— И только?.. — спросил доктор, вытирая проступивший у него на лбу обильный пот. — Только это?..
— Еще страх, невыразимый ужас, нечто невероятное, отвратительное.
Доктор Санторикс расстался с нами гораздо позже, чем рассчитывал.
Он не только постоянно дежурил возле меня; он стоял на страже возле моего разума. Он старался предугадывать мои мысли, утомляя меня широчайшим набором развлечений: рыбная ловля, теннис, бесконечные карточные партии, домино, триктрак, шашки… Но он отклонял шахматы, хотя и достаточно популярные в Голландии.
— Эта игра слишком утомительная для вашего мозга! — категорично заявлял он.
Однажды я застал его в баре; он был поглощен какой-то только что приобретенной книгой, на полях которой делал пометки.
Ночью я стащил у него эту книгу, чтобы посмотреть, что он написал в ней карандашом.
Книга оказалась популярным очерком, посвященным теории Эйнштейна. В подчеркнутом абзаце говорилось, что игрок в шахматы является привилегированным мыслителем, получившим, наряду с несколькими выдающимися математиками, возможность задуматься о четвертом измерении.
Эта фраза ничего мне не сказала, это были просто слова, но она что-то задела во мне; какие-то тайные струны завибрировали в моей душе, словно до нее донеслось приглушенное эхо таинственного колокола, затерявшегося в безграничном пространстве.
Глава третья Бар «У лукавого китайца»
Самоконтроль…
Не знаю, кто придумал это слово-гибрид.
Возможно, это был маньяк, испытавший частичную амнезию, пытающийся всеми доступными ему способами вспомнить свои вчерашние мысли и поступки.
По сути, именно этим я и занимался тайком от Гертруды и доктора Санторикса…
Но я упреждаю события; для меня самоконтроль отнюдь не был игрой[61]…
Я заметно окреп к этому моменту. Укреплению моего здоровья в значительной степени способствовала частая рыбалка на борту «Прекрасной Матильды». Кобюс искренне хвалил меня за умение прекрасно управляться с лодкой.
— С месье Жаком за рулем можно ничего не опасаться, — говорил он. — Не страшны даже неожиданные шквалы, приносящие с запада отвратительные запахи Англии.
Гертруда была счастлива и даже начала гордиться моими успехами.
По поводу этой замечательной женщины я могу рассказать забавный случай, позволивший нам на несколько часов забыть вечную атмосферу неизвестного и таинственного, которой нам постоянно приходилось дышать.
Я уже упоминал, что мой приятель, рыбак Кобюс, был владельцем замечательного палубного баркаса «Прекрасная Матильда» и имел долю в рыболовецкой компании своего шурина «Новая звезда». Его небольшой дом, выглядевший коттеджем, располагался в низине между двумя дюнами; возле него, в небольшом пруду с пресной водой, всегда галдело множество водоплавающих пернатых.
Когда он познакомился с Гертрудой, он подумал, что его жилье одинокого мужчины излишне печально. Он решил, что только энергичная женщина способна по- настоящему оживить его существование; поэтому он предложил Гертруде руку и сердце.
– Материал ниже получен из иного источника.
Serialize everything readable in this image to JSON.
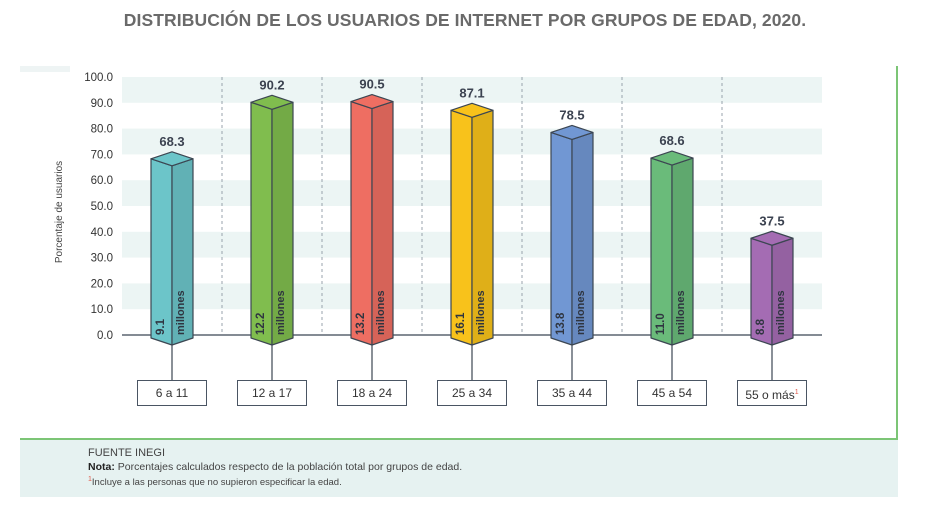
{
  "title": "DISTRIBUCIÓN DE LOS USUARIOS DE INTERNET POR GRUPOS DE EDAD, 2020.",
  "footer": {
    "source": "FUENTE INEGI",
    "note_label": "Nota:",
    "note_text": " Porcentajes calculados respecto de la población total por grupos de edad.",
    "footnote_mark": "1",
    "footnote_text": "Incluye a las personas que no supieron especificar la edad."
  },
  "chart_data": {
    "type": "bar",
    "title": "DISTRIBUCIÓN DE LOS USUARIOS DE INTERNET POR GRUPOS DE EDAD, 2020.",
    "xlabel": "",
    "ylabel": "Porcentaje de usuarios",
    "ylim": [
      0,
      100
    ],
    "yticks": [
      "0.0",
      "10.0",
      "20.0",
      "30.0",
      "40.0",
      "50.0",
      "60.0",
      "70.0",
      "80.0",
      "90.0",
      "100.0"
    ],
    "categories": [
      "6 a 11",
      "12 a 17",
      "18 a 24",
      "25 a 34",
      "35 a 44",
      "45 a 54",
      "55 o más"
    ],
    "category_footnote": [
      "",
      "",
      "",
      "",
      "",
      "",
      "1"
    ],
    "values": [
      68.3,
      90.2,
      90.5,
      87.1,
      78.5,
      68.6,
      37.5
    ],
    "value_labels": [
      "68.3",
      "90.2",
      "90.5",
      "87.1",
      "78.5",
      "68.6",
      "37.5"
    ],
    "users_millions": [
      "9.1",
      "12.2",
      "13.2",
      "16.1",
      "13.8",
      "11.0",
      "8.8"
    ],
    "users_unit": "millones",
    "colors": [
      "#6cc5c9",
      "#80bd4e",
      "#ee6e62",
      "#f8c21b",
      "#7197d3",
      "#6abb7a",
      "#a46cb3"
    ],
    "grid": "alternating horizontal bands",
    "legend": "none"
  }
}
Гертруда едва не заболела от возмущения.
Напрасно мы с доктором пытались убедить ее, что замужество — дело естественное, достойное, и что Кобюса можно считать весьма приличным мужчиной, так что его предложение — большая честь для нее. Она со скандалом выгнала некстати появившегося жениха, угрожая ему страшными карами. Бедняга чудом уцелел, так как инстинкт самосохранения мудро посоветовал ему не дожидаться использования потенциальной невестой сковородок и другого тяжелого кухонного оборудования.
— Доктор, — как-то призналась Гертруда Санториксу, — ему крупно повезло, что он так неосмотрительно выдал свое тайное желание и благодаря этому уцелел; при одной только мысли, что мужчина может стать моим господином, я превращаюсь в разъяренную тигрицу.
Доктор постарался отделаться несколькими искусно завуалированными шутливыми замечаниями.
— Клянусь, я предпочла бы вместо замужества потерять обе ноги, — серьезно заявила Гертруда.
Несмотря на столь катастрофическую неудачу, Кобюс продолжал приглашать меня выходить в море на его лодке. Упорный, как все мужчины его профессии, он не потерял надежду. Иногда после удачной ловли, Кобюс пришвартовывал свою лодку у причала соседнего городка, продавал рыбу на местном рынке и на вырученные деньги устраивал небольшой праздничный вечер в таверне «У лукавого китайца».